Zhang R, Zuckerman J H, Pawelczyk J A, Levine B D
Institute for Exercise and Environmental Medicine, Presbyterian Hospital of Dallas, and University of Texas Southwestern Medical Center at Dallas, Dallas, Texas 75231, USA.
J Appl Physiol (1985). 1997 Dec;83(6):2139-45. doi: 10.1152/jappl.1997.83.6.2139.

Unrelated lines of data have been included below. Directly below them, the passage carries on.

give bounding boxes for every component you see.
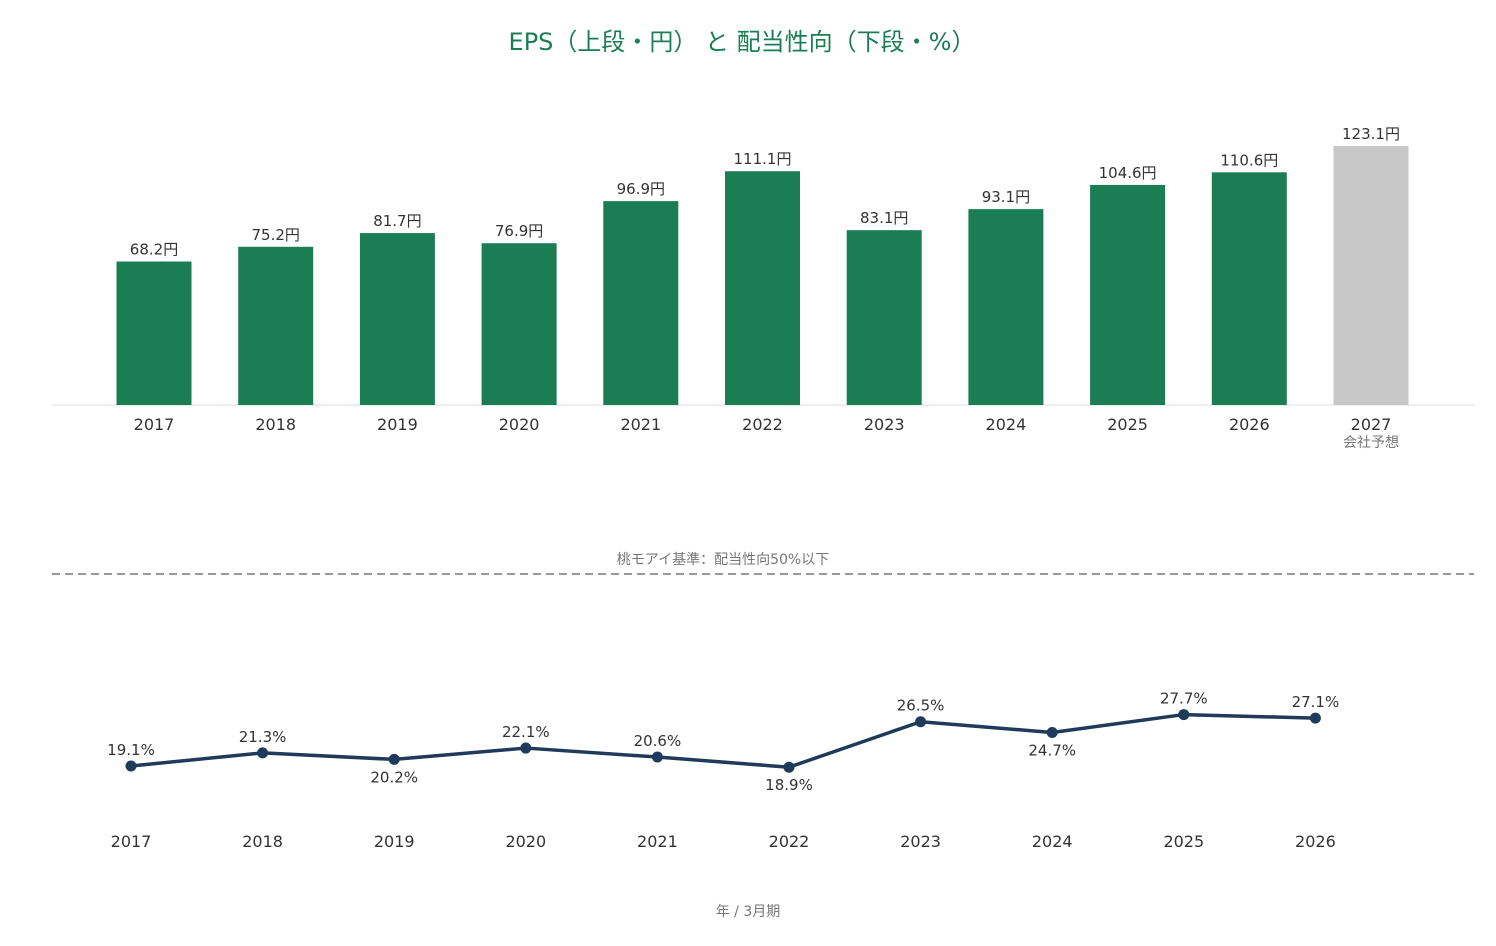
eps-x-tick: 2017 — [134, 415, 175, 434]
payout-point-2021 — [651, 751, 663, 763]
eps-value-label: 111.1円 — [734, 150, 792, 168]
payout-line: 19.1% 2017 21.3% 2018 20.2% 2019 22.1% 2020 20.6… — [107, 690, 1339, 851]
eps-value-label: 104.6円 — [1099, 164, 1157, 182]
payout-x-tick: 2026 — [1295, 832, 1336, 851]
eps-bar-2025 — [1090, 184, 1166, 405]
eps-value-label: 110.6円 — [1220, 151, 1278, 169]
eps-value-label: 68.2円 — [130, 241, 178, 259]
eps-value-label: 83.1円 — [860, 209, 908, 227]
payout-value-label: 21.3% — [239, 728, 287, 746]
payout-x-tick: 2023 — [900, 832, 941, 851]
payout-point-2018 — [257, 747, 269, 759]
payout-point-2022 — [783, 761, 795, 773]
eps-bar-2018 — [238, 246, 314, 405]
payout-value-label: 19.1% — [107, 741, 155, 759]
payout-value-label: 18.9% — [765, 776, 813, 794]
eps-value-label: 76.9円 — [495, 222, 543, 240]
payout-point-2019 — [388, 753, 400, 765]
eps-bars: 68.2円 2017 75.2円 2018 81.7円 2019 76.9円 2020 96.9… — [116, 125, 1409, 434]
payout-x-tick: 2021 — [637, 832, 678, 851]
payout-value-label: 22.1% — [502, 723, 550, 741]
eps-bar-2019 — [359, 233, 435, 405]
eps-value-label: 123.1円 — [1342, 125, 1400, 143]
eps-x-tick: 2022 — [742, 415, 783, 434]
x-axis-note: 年 / 3月期 — [716, 904, 781, 920]
eps-x-tick: 2024 — [986, 415, 1027, 434]
eps-x-tick: 2020 — [499, 415, 540, 434]
payout-x-tick: 2020 — [505, 832, 546, 851]
eps-value-label: 81.7円 — [373, 212, 421, 230]
payout-point-2026 — [1309, 712, 1321, 724]
payout-x-tick: 2022 — [769, 832, 810, 851]
chart-title: EPS（上段・円） と 配当性向（下段・%） — [509, 28, 976, 56]
eps-bar-2023 — [846, 230, 922, 405]
eps-x-tick: 2019 — [377, 415, 418, 434]
payout-value-label: 27.1% — [1292, 693, 1340, 711]
eps-x-tick: 2026 — [1229, 415, 1270, 434]
payout-x-tick: 2025 — [1163, 832, 1204, 851]
eps-bar-2021 — [603, 201, 679, 405]
eps-x-tick: 2027 — [1351, 415, 1392, 434]
eps-bar-2017 — [116, 261, 192, 405]
payout-x-tick: 2019 — [374, 832, 415, 851]
payout-value-label: 20.6% — [634, 732, 682, 750]
payout-value-label: 20.2% — [370, 768, 418, 786]
payout-line-path — [130, 712, 1316, 769]
eps-bar-2020 — [481, 243, 557, 405]
eps-x-tick: 2025 — [1107, 415, 1148, 434]
eps-x-tick: 2018 — [255, 415, 296, 434]
eps-bar-2022 — [725, 171, 800, 405]
payout-value-label: 26.5% — [897, 697, 945, 715]
payout-point-2020 — [520, 742, 532, 754]
payout-value-label: 24.7% — [1028, 742, 1076, 760]
eps-bar-2027 — [1333, 146, 1409, 405]
eps-bar-2024 — [968, 209, 1044, 405]
payout-point-2024 — [1046, 727, 1058, 739]
eps-value-label: 93.1円 — [982, 188, 1030, 206]
forecast-note: 会社予想 — [1343, 435, 1399, 451]
payout-point-2017 — [125, 760, 137, 772]
eps-value-label: 96.9円 — [617, 180, 665, 198]
payout-value-label: 27.7% — [1160, 690, 1208, 708]
eps-x-tick: 2023 — [864, 415, 905, 434]
payout-x-tick: 2018 — [242, 832, 283, 851]
eps-bar-2026 — [1211, 172, 1287, 405]
eps-x-tick: 2021 — [620, 415, 661, 434]
payout-point-2025 — [1178, 709, 1190, 721]
payout-x-tick: 2024 — [1032, 832, 1073, 851]
payout-x-tick: 2017 — [111, 832, 152, 851]
reference-line-label: 桃モアイ基準：配当性向50%以下 — [617, 551, 829, 568]
eps-value-label: 75.2円 — [251, 226, 299, 244]
payout-point-2023 — [915, 716, 927, 728]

Our aim was to determine whether the adaptation to simulated microgravity (microG) impairs regulation of cerebral blood flow (CBF) during orthostatic stress and contributes to orthostatic intolerance. Twelve healthy subjects (aged 24 +/- 5 yr) underwent 2 wk of -6 degrees head-down-tilt (HDT) bed rest to simulate hemodynamic changes that occur when humans are exposed to microG. CBF velocity in the middle cerebral artery (transcranial Doppler), blood pressure, cardiac output (acetylene rebreathing), and forearm blood flow were measured at each level of a ramped protocol of lower body negative pressure (LBNP; -15, -30, and -40 mmHg x 5 min, -50 mmHg x 3 min, then -10 mmHg every 3 min to presyncope) before and after bed rest. Orthostatic tolerance was assessed by using the cumulative stress index (CSI; mmHg x minutes) for the LBNP protocol. After bed rest, each individual's orthostatic tolerance was reduced, with the group CSI decreased by 24% associated with greater decreases in cardiac output and greater increases in systemic vascular resistance at each level of LBNP. Before bed rest, mean CBF velocity decreased by 14, 10, and 45% at -40 mmHg, -50 mmHg, and maximal LBNP, respectively. After bed rest, mean velocity decreased by 16% at -30 mmHg and by 21, 35, and 39% at -40 mmHg, -50 mmHg, and maximal LBNP, respectively. Compared with pre-bed rest, post-bed-rest mean velocity was less by 11, 10, and 21% at -30, -40, and -50 mmHg, respectively. However, there was no significant difference at maximal LBNP. We conclude that cerebral autoregulation during orthostatic stress is impaired by adaptation to simulated microG as evidenced by an earlier and greater fall in CBF velocity during LBNP. We speculate that impairment of cerebral autoregulation may contribute to the reduced orthostatic tolerance after bed rest.
我们的目的是确定对模拟微重力(microG)的适应是否会损害直立应激期间的脑血流(CBF)调节,并导致直立不耐受。12名健康受试者(年龄24±5岁)接受了为期2周的-6度头低位倾斜(HDT)卧床休息,以模拟人类暴露于微重力时发生的血流动力学变化。在卧床休息前后,通过下肢负压(LBNP;-15、-30和-40 mmHg×5分钟,-50 mmHg×3分钟,然后每3分钟-10 mmHg直至前驱晕厥)的斜坡方案的每个水平,测量大脑中动脉的CBF速度(经颅多普勒)、血压、心输出量(乙炔再呼吸)和前臂血流量。通过使用LBNP方案的累积应激指数(CSI;mmHg×分钟)评估直立耐受性。卧床休息后,每个人的直立耐受性降低,LBNP各水平下,组CSI降低24%,同时心输出量下降幅度更大,全身血管阻力增加幅度更大。卧床休息前,在-40 mmHg、-50 mmHg和最大LBNP时,平均CBF速度分别下降14%、10%和45%。卧床休息后,在-30 mmHg时平均速度下降16%,在-40 mmHg、-50 mmHg和最大LBNP时分别下降21%、35%和39%。与卧床休息前相比,卧床休息后在-30 mmHg、-40 mmHg和-50 mmHg时的平均速度分别降低了11%、10%和21%。然而,在最大LBNP时没有显著差异。我们得出结论,直立应激期间的脑自动调节因对模拟微重力的适应而受损,这在LBNP期间CBF速度更早、更大幅度的下降中得到证明。我们推测,脑自动调节受损可能导致卧床休息后直立耐受性降低。